It’s so hard to say “no.”
I’m a social creature by nature, contrary to as much as I bemoan them, I really do love the company of others. I like being in the thick of things and one of the hardest things for me to say when asked about attending events is: “No.”
But, I find myself having to do it more and more often. With my blistering work/school/home schedule the more I say “Yes,” the more I neglect something else. It’s hard to find balance. Take today, for example, I’m having a really tough time grasping some subjects in my math class and I haven’t been dedicating enough time to studying it or researching it so I really have been beating myself up about not understanding it, (that’s another personality/psychology trait we’ll probably talk about later) and I find myself wanting to do anything but chain myself to my desk to learn it. So, I forced myself to sit down and study the topic. This took 8 full hours today. It’s been extremely painful.

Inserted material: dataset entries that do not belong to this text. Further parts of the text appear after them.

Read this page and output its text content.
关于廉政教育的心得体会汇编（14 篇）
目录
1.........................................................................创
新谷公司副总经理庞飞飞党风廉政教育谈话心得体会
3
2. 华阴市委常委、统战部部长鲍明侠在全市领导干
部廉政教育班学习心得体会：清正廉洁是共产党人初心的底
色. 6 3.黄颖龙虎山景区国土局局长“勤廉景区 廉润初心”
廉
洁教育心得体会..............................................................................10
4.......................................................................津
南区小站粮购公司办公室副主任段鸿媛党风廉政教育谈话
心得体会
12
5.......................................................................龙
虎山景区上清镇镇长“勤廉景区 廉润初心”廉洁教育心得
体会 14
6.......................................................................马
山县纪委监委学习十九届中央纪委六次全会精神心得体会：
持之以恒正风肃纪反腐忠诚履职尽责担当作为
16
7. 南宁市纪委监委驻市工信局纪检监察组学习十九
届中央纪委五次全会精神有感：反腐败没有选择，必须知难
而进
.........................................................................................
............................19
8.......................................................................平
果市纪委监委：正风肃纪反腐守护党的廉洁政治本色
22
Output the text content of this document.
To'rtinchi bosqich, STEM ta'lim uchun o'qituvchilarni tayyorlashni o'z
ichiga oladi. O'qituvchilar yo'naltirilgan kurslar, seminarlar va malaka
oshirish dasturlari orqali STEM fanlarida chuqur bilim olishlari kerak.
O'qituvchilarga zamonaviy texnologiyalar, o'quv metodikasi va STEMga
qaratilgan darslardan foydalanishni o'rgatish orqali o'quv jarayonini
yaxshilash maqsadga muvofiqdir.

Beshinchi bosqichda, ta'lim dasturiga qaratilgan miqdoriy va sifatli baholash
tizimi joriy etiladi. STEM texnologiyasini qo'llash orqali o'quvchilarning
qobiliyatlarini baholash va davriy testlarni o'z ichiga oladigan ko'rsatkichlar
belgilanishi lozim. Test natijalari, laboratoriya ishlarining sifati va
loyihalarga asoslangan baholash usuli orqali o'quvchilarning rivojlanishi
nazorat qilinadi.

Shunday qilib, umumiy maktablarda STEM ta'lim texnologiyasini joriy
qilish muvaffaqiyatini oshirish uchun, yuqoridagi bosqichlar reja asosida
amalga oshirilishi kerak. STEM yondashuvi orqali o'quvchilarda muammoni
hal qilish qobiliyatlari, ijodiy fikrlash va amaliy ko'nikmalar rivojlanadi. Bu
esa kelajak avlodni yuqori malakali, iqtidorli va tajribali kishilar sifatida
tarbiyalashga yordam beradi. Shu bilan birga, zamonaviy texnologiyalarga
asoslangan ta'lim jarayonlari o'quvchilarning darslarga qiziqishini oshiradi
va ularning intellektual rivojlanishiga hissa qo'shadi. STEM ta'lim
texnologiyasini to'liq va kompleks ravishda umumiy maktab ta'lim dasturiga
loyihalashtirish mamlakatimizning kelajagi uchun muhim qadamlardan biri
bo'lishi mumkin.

The sun is shining, I have friends in town that I never get to see and yet, I have to say no. I have to stay home and knuckle down, pull out my hair, and maybe even sob a little as I try to understand what the hell I’m learning in school and the things I’m learning in life.
I know that “No” is a fairly powerful word and should be used often and appropriately. But, sometimes it’s easier and more fun to say yes and go play.
Instead I sit here, inside, reading about equations, fractions and negative exponents. All things I’d much rather forget.
How do you motivate yourself to do something you have absolutely no desire to do when there are more fun alternatives?